The new policy means police will no longer pull drivers over for infractions like an expired tag or a broken tail light.

“As many of you know we have limited resources,” Lovell said. “We’re trying to direct those resources most appropriately.”

Wheeler said it was data that spurred the decision.

“Police bureau data over the last 5 years shows that Black drivers are searched at nearly double the rate of other drivers,” he said.

Retired Judge Jones, who was a public defender for many years, spent 18 years as a trial court judge in Multnomah County and was the chief criminal judge for the last 2 years he was there, agreed.

Retired Multnomah County Circuit Court Judge Edward Jones, June 22, 2021 (KOIN)

“I have a stack of studies in my office that goes back 40 years, right? There’s lots of studies nobody’s ever done anything” to merit being pulled over and searched.

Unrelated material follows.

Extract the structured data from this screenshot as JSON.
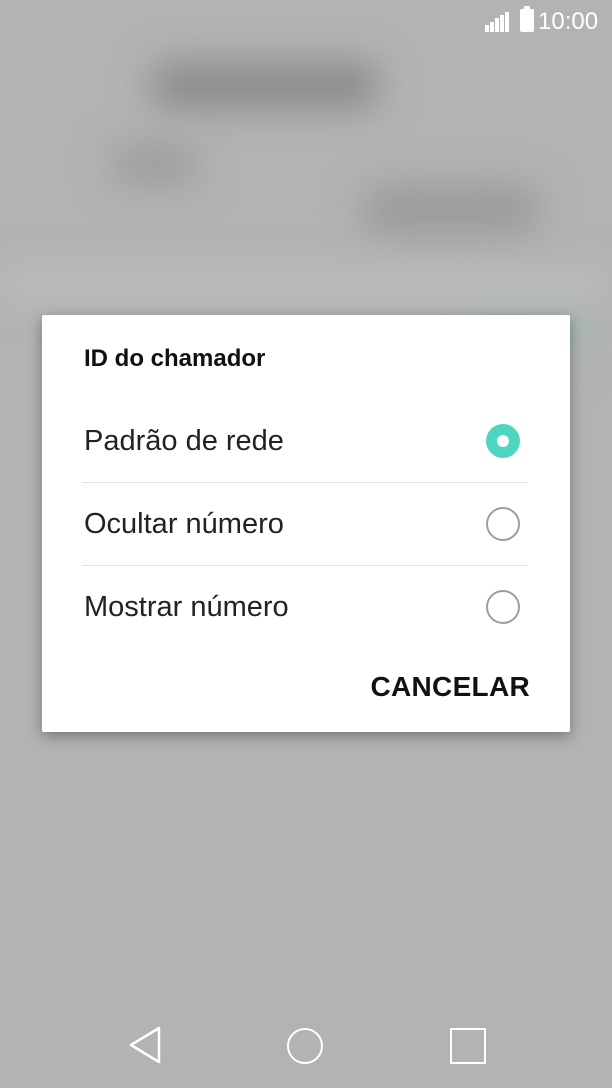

“We need to rethink how the police go about what they do every day. You know, it is when you get stopped by the police, whether you did something or not, that’s a tax you pay, it’s an inconvenience that you gladly put up with because you understand it improves the community justice for all,” Jones said. “So even ,when the guy goes by with the siren, you pull over, right? Because you understand it’s a little bit of an inconvenience for you, but it’s important for the safety of everybody.”

The new consent search policy states officers must clearly tell the person of their legal right to refuse consent, will hand out cards that inform people of their consent to search rights, and the officer must make an audio recording when they ask for consent to search.

“We don’t have body cameras, as you know, so we would have essentially, like, a phone app where we could do an audio recording,” Lovell said.

Jones said this is all a very complicated issue.

“We’ve got to think seriously about why we arrest people and why it is that certain people get arrested a lot more than others,” he said. “For the first time in the last few years, I actually see enough action in the community to think that things might change. This is the most optimistic moment I’ve seen in all the years. I’ve been dealing with criminal justice.”